The MHT contribution shown below justifies the effort. Notice how wedge position allows for visualization of territories not originally seen from the ICA injection (inferior, tail portion of the tumor which belongs to the ascending pharyngeal) Notice also, in the frontal view, how the tumor blush is more prominent superiorly, while inferiorly the vessels are devoid of adjacent tumor blush, as the parenchyma of the tumor in that location has already been embolized from the ascending pharyngeal positions, leaving only the leafless trunks of the larger feeders.
A DSA injection is made midway through the embolization to check for reflux. Notice shrinking tumor blush, and contrast opacification of the contralateral MHT/ILT networks in the frontal view. The injection was not strong enough to visualize the left ICA, for fear of loosing catheter position. Appreciate the beautifully symmetric nature of the bilateral MHT network.

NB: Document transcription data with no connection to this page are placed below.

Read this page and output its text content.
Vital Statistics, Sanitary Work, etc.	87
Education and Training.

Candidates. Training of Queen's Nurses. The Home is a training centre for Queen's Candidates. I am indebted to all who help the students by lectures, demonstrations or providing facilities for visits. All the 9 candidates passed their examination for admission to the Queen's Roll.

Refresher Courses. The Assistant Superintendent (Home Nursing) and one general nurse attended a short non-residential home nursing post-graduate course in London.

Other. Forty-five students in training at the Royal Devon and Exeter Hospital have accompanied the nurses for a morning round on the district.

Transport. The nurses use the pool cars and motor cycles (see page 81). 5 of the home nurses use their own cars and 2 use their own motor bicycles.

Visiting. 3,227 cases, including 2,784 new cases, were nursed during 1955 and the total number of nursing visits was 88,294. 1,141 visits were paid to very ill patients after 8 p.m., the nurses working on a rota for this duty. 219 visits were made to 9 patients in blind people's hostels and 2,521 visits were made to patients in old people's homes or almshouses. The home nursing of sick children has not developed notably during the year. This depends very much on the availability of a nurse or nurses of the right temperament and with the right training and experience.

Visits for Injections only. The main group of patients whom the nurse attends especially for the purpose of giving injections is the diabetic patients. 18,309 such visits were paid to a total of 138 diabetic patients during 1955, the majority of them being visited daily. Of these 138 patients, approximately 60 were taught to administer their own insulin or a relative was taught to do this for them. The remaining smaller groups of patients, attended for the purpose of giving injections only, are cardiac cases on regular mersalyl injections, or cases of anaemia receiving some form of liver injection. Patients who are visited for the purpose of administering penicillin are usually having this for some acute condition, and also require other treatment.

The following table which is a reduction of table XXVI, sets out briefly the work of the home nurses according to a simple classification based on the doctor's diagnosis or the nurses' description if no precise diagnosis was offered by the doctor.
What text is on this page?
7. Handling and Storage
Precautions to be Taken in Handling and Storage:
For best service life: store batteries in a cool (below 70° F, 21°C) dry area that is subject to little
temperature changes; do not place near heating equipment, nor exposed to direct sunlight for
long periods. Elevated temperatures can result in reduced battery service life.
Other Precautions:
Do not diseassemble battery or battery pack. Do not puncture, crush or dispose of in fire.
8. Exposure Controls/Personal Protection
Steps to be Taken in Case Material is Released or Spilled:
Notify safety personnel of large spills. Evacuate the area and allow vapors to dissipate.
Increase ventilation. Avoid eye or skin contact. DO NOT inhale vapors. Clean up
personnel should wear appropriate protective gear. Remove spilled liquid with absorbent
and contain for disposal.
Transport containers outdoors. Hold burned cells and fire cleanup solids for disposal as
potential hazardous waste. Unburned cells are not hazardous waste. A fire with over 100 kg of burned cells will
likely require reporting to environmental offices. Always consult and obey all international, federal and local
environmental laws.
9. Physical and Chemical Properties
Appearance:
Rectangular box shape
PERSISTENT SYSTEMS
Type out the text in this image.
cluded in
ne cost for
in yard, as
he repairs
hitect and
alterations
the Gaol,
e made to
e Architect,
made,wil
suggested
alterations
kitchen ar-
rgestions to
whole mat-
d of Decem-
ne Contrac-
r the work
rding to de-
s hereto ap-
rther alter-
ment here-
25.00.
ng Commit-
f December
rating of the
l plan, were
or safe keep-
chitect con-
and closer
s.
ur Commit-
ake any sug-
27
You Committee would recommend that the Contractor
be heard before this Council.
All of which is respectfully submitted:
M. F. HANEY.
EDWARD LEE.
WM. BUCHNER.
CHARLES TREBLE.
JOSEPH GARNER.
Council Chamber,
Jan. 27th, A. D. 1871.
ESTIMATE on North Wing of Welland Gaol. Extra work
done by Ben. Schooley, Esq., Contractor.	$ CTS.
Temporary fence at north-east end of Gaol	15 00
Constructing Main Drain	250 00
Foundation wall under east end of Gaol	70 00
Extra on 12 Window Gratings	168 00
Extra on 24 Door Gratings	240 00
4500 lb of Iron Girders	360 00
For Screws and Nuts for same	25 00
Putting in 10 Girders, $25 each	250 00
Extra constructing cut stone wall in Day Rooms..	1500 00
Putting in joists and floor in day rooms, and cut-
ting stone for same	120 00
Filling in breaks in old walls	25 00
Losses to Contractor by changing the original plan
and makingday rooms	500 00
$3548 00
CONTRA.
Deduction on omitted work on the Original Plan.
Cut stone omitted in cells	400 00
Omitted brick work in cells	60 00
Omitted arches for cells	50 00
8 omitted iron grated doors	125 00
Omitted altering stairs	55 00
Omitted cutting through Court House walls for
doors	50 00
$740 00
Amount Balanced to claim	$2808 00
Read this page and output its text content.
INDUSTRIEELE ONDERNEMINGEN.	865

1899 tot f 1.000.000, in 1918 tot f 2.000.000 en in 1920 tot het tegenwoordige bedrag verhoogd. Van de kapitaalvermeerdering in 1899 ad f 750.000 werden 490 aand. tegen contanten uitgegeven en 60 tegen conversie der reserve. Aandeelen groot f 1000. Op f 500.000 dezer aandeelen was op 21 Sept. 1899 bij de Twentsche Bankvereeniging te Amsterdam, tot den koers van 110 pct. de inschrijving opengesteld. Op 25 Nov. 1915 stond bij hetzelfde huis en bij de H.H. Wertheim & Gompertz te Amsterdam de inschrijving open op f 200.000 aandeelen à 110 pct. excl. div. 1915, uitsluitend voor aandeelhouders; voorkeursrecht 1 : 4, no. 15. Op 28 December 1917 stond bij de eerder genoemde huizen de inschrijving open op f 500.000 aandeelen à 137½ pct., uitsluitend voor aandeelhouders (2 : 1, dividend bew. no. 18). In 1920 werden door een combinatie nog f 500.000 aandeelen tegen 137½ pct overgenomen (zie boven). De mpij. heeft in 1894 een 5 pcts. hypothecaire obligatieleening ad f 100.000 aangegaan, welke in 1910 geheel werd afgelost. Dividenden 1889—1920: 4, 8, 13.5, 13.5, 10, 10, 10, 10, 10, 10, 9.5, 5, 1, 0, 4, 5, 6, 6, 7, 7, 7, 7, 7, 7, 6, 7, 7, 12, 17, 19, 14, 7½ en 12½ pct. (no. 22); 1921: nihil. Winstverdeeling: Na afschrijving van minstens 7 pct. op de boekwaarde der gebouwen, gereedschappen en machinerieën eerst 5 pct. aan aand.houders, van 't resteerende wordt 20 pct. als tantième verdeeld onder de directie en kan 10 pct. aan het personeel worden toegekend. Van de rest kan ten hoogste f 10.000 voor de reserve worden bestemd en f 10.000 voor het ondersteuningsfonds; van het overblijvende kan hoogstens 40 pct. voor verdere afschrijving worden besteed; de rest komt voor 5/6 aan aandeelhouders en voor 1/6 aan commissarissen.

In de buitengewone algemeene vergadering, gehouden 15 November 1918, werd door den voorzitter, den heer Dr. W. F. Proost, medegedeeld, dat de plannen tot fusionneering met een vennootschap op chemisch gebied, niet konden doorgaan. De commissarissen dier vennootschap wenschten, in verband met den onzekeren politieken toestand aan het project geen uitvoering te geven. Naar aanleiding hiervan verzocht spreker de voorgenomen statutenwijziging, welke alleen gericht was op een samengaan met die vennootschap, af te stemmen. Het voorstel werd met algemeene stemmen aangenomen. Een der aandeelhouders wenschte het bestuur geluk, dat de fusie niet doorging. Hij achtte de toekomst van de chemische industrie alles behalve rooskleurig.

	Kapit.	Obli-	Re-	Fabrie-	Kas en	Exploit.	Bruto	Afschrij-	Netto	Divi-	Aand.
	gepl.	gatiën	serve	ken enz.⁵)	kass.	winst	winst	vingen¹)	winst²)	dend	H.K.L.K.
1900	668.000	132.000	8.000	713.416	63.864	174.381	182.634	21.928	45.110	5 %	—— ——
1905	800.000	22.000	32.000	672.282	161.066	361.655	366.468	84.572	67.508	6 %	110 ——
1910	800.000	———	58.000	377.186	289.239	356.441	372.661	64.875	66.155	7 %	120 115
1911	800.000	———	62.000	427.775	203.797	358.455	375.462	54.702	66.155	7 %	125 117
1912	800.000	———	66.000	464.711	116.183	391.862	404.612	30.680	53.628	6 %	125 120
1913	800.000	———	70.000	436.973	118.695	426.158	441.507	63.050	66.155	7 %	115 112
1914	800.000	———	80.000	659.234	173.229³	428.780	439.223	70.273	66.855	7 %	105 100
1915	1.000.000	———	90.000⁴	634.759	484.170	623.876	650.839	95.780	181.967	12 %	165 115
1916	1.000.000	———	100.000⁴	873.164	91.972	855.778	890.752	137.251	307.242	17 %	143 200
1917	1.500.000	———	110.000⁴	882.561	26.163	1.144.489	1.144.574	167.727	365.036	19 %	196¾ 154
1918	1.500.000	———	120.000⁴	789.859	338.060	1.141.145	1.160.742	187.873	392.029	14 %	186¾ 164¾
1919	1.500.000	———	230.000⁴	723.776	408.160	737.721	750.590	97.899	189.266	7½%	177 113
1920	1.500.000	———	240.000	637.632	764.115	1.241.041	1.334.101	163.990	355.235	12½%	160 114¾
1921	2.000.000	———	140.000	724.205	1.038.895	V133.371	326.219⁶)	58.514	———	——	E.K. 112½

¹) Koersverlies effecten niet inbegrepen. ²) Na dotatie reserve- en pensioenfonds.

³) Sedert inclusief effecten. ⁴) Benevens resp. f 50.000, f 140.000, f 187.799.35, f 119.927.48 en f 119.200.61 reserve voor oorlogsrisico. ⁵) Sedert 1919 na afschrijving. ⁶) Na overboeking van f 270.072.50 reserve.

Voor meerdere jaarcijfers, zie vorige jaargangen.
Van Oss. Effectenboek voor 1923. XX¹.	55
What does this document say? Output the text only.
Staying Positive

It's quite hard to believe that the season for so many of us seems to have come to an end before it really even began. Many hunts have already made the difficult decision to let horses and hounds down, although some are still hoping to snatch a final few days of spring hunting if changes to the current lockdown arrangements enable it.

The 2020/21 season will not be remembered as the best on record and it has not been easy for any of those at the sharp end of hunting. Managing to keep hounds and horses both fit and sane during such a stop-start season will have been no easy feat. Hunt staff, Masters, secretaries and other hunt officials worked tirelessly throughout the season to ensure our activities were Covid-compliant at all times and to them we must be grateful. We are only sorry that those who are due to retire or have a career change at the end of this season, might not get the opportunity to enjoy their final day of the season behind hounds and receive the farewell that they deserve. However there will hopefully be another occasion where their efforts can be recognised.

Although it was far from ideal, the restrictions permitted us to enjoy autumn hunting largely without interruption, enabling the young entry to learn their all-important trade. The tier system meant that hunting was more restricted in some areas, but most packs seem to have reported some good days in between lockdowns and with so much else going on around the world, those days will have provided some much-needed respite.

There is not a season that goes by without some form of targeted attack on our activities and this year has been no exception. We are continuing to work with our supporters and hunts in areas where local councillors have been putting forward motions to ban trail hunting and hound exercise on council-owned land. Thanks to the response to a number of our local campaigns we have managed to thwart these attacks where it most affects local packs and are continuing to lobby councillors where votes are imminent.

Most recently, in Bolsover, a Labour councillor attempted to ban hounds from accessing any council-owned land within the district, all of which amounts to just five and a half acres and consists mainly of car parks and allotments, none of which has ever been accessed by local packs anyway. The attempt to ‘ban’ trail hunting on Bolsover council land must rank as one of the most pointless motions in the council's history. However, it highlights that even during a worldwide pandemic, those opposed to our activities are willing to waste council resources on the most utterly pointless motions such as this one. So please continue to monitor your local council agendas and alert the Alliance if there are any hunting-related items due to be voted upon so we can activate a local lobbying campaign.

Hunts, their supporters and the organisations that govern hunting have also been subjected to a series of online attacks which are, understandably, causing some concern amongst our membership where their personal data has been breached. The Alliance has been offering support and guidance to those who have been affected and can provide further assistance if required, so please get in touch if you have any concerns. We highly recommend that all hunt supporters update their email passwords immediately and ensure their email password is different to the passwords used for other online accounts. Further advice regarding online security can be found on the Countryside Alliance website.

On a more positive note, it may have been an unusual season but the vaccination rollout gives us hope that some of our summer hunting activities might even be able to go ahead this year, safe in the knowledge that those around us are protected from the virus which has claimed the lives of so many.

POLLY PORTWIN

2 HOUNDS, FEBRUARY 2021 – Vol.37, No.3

Normally, we would place a coil into the vessel we had embolized to prevent near-term recanalization. However, in this case, reflux into the ICA prompted removal of the SL-10 before it could be safely “flushed”, and the MHT could not be re-catheterized, probably due to spasm and proximal particle occlusion. Therefore, no coil was delivered there. The post-embolization ICA shows no residual MHT contribution
Final left vertebral image shows how the unembolized upper basilar contribution now perfuses a lager part of the tumor, as evidenced by the larger tumor blush compared with the initial vertebral injection. This is another reason to have gone after the MHT, to minimize the deleterious effects of residual basilar and rotundum feeders. The overall result is a very acceptable and functionally helpful embolization.